I am wrong about this problem?

I am wrong about this problem?
0

#1

I was requested to rite a function that takes two or more arrays and returns a new array of unique values in the order of the original provided arrays. In other words, all values present from all arrays should be included in their original order, but with no duplicates in the final array. The unique numbers should be sorted by their original order, but the final array should not be sorted in numerical order.

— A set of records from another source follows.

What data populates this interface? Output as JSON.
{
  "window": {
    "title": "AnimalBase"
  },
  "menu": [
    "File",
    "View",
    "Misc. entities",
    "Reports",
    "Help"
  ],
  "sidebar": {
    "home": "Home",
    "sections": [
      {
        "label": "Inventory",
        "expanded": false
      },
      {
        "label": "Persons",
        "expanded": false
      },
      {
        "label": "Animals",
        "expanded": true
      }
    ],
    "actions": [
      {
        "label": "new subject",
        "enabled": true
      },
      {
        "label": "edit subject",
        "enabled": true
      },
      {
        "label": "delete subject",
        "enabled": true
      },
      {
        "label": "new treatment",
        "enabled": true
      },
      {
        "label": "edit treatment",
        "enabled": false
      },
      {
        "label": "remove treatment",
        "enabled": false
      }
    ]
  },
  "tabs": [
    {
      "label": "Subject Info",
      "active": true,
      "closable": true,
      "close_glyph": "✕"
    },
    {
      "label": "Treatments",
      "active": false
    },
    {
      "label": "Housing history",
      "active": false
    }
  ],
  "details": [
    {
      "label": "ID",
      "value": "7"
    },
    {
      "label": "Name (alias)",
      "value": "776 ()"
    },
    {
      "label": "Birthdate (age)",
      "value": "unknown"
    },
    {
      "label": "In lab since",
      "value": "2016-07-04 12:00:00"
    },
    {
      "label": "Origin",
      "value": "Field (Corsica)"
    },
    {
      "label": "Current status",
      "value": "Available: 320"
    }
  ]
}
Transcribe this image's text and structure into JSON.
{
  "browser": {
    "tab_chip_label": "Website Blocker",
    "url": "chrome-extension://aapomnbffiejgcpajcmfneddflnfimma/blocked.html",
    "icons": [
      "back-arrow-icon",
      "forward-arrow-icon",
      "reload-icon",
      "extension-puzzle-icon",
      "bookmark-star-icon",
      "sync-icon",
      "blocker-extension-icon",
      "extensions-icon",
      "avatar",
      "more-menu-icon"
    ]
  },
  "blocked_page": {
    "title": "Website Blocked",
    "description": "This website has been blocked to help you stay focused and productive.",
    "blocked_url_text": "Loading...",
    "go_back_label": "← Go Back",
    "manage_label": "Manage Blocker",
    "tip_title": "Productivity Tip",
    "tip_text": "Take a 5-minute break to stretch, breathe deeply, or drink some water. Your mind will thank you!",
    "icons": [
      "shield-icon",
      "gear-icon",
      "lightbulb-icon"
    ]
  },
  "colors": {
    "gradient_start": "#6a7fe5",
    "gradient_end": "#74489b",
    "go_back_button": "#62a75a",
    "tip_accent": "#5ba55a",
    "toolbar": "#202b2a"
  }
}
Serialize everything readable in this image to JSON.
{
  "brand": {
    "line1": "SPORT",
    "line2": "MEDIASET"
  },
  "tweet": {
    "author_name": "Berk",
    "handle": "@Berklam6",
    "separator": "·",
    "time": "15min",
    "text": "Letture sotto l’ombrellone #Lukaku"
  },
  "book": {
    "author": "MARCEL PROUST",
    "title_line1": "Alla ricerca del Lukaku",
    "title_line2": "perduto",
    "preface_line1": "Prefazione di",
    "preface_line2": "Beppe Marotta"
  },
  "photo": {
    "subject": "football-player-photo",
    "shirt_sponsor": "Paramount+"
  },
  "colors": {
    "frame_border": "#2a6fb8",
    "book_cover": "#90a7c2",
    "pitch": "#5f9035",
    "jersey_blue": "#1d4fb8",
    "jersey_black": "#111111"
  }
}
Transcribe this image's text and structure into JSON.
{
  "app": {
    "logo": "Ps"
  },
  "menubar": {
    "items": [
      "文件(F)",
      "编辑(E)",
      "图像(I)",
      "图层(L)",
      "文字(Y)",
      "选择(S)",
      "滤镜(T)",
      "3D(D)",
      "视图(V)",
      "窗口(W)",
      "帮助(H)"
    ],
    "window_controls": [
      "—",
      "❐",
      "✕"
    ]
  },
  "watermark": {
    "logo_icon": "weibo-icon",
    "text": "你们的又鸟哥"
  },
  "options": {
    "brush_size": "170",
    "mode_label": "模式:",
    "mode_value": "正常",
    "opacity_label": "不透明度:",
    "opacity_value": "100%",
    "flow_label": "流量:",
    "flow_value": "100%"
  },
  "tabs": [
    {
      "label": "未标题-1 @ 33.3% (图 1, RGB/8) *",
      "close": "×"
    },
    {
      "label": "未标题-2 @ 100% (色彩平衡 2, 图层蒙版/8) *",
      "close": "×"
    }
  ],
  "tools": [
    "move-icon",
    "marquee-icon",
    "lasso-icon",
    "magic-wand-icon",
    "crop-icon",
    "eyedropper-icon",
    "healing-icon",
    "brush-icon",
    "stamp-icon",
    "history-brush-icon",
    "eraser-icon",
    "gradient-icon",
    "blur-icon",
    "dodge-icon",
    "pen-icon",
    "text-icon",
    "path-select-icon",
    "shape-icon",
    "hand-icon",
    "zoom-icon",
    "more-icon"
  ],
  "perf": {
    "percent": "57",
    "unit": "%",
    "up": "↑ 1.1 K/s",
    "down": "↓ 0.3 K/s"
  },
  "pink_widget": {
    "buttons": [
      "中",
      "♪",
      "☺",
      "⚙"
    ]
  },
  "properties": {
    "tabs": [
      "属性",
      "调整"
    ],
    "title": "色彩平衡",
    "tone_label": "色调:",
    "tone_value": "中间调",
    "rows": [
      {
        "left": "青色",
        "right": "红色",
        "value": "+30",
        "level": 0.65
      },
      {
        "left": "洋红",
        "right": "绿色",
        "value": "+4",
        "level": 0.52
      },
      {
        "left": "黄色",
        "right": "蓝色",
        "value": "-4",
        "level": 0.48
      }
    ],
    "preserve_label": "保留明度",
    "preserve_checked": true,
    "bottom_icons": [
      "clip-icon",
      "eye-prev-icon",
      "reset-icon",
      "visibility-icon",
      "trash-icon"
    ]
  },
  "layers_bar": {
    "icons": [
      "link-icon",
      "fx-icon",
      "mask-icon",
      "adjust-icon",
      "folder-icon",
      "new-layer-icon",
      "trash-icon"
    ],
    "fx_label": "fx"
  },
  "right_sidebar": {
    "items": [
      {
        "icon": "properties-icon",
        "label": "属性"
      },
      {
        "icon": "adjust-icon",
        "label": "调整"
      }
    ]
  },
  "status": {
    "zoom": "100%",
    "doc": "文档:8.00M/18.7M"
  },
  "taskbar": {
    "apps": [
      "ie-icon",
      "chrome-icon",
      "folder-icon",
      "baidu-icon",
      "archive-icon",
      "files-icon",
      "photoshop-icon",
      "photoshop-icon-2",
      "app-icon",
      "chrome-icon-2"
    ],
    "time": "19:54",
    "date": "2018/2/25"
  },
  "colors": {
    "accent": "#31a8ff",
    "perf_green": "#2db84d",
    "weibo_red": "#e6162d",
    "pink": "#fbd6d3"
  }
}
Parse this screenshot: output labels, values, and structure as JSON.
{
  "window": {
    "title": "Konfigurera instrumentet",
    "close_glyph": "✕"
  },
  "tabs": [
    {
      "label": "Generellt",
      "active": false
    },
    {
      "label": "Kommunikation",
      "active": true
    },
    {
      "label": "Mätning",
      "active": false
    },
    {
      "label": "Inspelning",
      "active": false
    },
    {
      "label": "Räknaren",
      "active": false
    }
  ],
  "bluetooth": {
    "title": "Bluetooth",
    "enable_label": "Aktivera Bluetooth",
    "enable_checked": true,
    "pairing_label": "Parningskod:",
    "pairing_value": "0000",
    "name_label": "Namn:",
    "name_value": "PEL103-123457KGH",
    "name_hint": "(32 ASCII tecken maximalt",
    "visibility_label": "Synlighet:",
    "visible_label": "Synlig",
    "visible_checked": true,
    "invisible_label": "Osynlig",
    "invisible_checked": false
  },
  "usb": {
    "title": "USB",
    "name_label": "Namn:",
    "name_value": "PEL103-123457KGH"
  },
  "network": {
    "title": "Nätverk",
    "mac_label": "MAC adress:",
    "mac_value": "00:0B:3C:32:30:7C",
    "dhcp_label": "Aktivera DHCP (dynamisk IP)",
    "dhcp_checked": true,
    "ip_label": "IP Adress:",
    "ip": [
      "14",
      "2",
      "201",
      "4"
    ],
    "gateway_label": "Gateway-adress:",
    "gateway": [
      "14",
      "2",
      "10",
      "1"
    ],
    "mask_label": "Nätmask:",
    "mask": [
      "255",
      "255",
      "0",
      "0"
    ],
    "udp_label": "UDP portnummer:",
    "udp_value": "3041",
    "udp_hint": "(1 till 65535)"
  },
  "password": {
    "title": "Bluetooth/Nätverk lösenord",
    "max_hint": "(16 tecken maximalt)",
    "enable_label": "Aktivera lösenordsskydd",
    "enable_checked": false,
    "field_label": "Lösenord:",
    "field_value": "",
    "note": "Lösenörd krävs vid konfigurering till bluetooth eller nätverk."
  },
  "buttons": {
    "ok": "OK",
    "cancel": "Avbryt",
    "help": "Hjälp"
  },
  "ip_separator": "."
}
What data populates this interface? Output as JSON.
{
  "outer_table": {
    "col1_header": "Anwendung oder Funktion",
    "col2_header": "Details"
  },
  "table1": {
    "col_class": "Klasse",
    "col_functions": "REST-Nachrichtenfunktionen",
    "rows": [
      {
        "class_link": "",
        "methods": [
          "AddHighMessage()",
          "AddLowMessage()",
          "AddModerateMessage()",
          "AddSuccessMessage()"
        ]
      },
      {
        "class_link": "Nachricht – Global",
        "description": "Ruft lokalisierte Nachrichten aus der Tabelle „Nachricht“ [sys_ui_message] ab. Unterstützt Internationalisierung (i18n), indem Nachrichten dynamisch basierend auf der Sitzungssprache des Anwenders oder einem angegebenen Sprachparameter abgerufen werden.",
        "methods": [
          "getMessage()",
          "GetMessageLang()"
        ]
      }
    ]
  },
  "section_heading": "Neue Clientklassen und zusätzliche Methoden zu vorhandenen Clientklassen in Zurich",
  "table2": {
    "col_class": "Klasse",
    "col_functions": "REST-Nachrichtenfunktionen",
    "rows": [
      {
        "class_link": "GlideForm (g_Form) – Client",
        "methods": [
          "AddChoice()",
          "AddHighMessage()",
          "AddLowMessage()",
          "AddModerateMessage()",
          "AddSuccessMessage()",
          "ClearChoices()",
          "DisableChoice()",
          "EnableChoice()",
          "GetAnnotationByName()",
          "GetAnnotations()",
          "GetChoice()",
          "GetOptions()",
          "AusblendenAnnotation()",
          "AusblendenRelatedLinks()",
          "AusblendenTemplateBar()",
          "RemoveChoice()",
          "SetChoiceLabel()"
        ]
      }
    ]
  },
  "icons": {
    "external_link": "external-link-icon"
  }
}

The problem es that the function call have three arguments and function only receives one. My question is;

Is the function header right?

If is right how I could do to get all the info because actually on can access the first array. Here the code:

function uniteUnique(arr) {
  var newArr=[];
  var args = Array.from(arr);
  
  for(i=0;i<arr.length;i++){
    if(Array.isArray(arr[i])){
      for(j=0;j<arr[i].length;j++){
        if(!newArr.includes(arr[i][j])){
          newArr.push(arr[i][j]);
        }
      }
    }else{
      newArr.push(arr[i]);
    }
  }
  return newArr;
}

uniteUnique([1, 3, 2], [5, 2, 1, 4], [2, 1]);

#2

You could technically not define any function parameters for uniteUnique. You will need to take advantage of the arguments object in JavaScript to access one, two, three,…many extra values passed into the function. When you specifically define a parameter (like arr) in the above, then it represents the first value passed into the function.


#3

Thanks. I understand that, but ther’s no problem if I take out the argument of uniteUnique()?


#4

The arr parameter is just a placeholder that you could use. You can leave it out all together and just use the arguments object. See below for an example of working with the arguments object.

function myFunction() {
  var args = Array.from(arguments); // now args is an array
  for (var i in args) {
    console.log(args[i])
  }
}
myFunction('one','two','three','four');

The above function call produces:

one
two
three
four


#5

Thanks for your help I am on the way to resolve the problem. Again thanks a lot.